Israel afirmou neste sábado, 28 de fevereiro de 2026, ter realizado um ataque “preventivo” contra o Irã, em uma ofensiva que reacende a escalada militar no Oriente Médio e reduz as perspectivas de solução diplomática para a disputa em torno do programa nuclear iraniano. As informações foram divulgadas pela agência Reuters.
Segundo a reportagem, o jornal The New York Times, citando um funcionário dos Estados Unidos, informou que ataques norte-americanos contra o Irã também estavam em andamento, indicando possível envolvimento direto de Washington na operação.
Ataque “preventivo” e coordenação com os EUA
O governo israelense apresentou a ofensiva como uma medida para “remover ameaças” contra o país. O ministro da Defesa, Israel Katz, declarou: “O Estado de Israel lançou um ataque preventivo contra o Irã para remover ameaças ao Estado de Israel”.
De acordo com um funcionário da Defesa israelense ouvido pela Reuters, a operação vinha sendo planejada há meses em coordenação com os Estados Unidos, e a data teria sido definida semanas antes do lançamento. Caso confirmado, o dado reforça o caráter estratégico da ação e a convergência entre Israel e Washington na condução da crise envolvendo o programa nuclear e o sistema de mísseis iraniano.
Explosões em Teerã e alerta em Israel
A imprensa iraniana relatou explosões em Teerã na manhã de sábado.
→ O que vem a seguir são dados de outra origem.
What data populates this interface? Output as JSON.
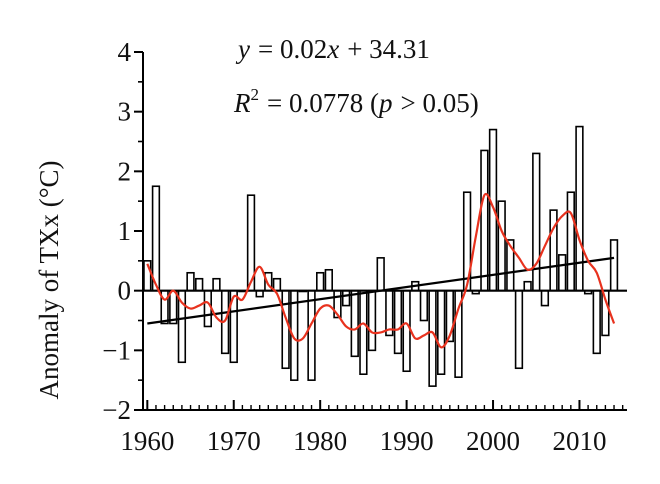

Imagens divulgadas nas redes sociais mostrariam fumaça após detonações na capital.
Em Israel, sirenes soaram por volta das 08h15 no horário local. Segundo o Exército israelense, o alerta foi emitido de forma “proativa”, como medida de preparação diante da possibilidade de retaliação com mísseis.
As autoridades anunciaram o fechamento de escolas e locais de trabalho, exceto serviços essenciais, além de restrições a atividades públicas. O espaço aéreo israelense foi fechado para voos civis, e a autoridade aeroportuária orientou a população a não se dirigir aos aeroportos.
Histórico recente e impasse diplomático
A ofensiva ocorre meses após Israel e Irã terem protagonizado uma guerra aérea de 12 dias em junho, conforme recorda a Reuters. O novo episódio sinaliza continuidade da escalada militar.
Em fevereiro, Estados Unidos e Irã haviam retomado negociações com o objetivo de buscar uma solução diplomática para a disputa nuclear. As tratativas, porém, esbarraram em divergências estruturais.
Israel defendia que qualquer acordo deveria incluir o desmantelamento da infraestrutura nuclear iraniana, além de restrições ao programa de mísseis. O Irã afirmou estar disposto a discutir limitações nucleares em troca do levantamento de sanções, mas rejeitou vincular o tema aos mísseis balísticos.
O impasse entre as exigências ocidentais e a posição iraniana reduziu o espaço para uma solução intermediária.
Liderança iraniana e risco de retaliação
Uma fonte citada pela Reuters afirmou que o líder supremo do Irã, aiatolá Ali Khamenei, não estaria em Teerã e teria sido levado para um local considerado seguro.
O governo iraniano declarou que responderá a qualquer ataque. Também advertiu que poderá retaliar contra bases norte-americanas na região caso os Estados Unidos participem diretamente da ofensiva.
A Reuters recorda que, em junho, após ataques israelenses com apoio dos EUA contra instalações nucleares iranianas, Teerã lançou mísseis em direção à base aérea de Al Udeid, no Catar, descrita como a maior base militar dos Estados Unidos no Oriente Médio.
Disputa nuclear no centro da crise
Potências ocidentais afirmam que o programa de mísseis balísticos do Irã pode servir como meio de entrega de armamento nuclear. Teerã nega buscar armas atômicas, mas permanece sob pressão internacional devido ao avanço de suas capacidades nucleares.
Ao classificar a operação como “preventiva”, Israel busca enquadrar a ofensiva como medida de autodefesa diante de ameaças consideradas iminentes.
Com relatos de explosões em Teerã, alertas em Israel e indícios de envolvimento norte-americano, o cenário regional volta a registrar elevado risco de confrontação ampliada. A depender da resposta iraniana e da continuidade das ações militares, o episódio pode inaugurar uma nova fase de instabilidade no Oriente Médio.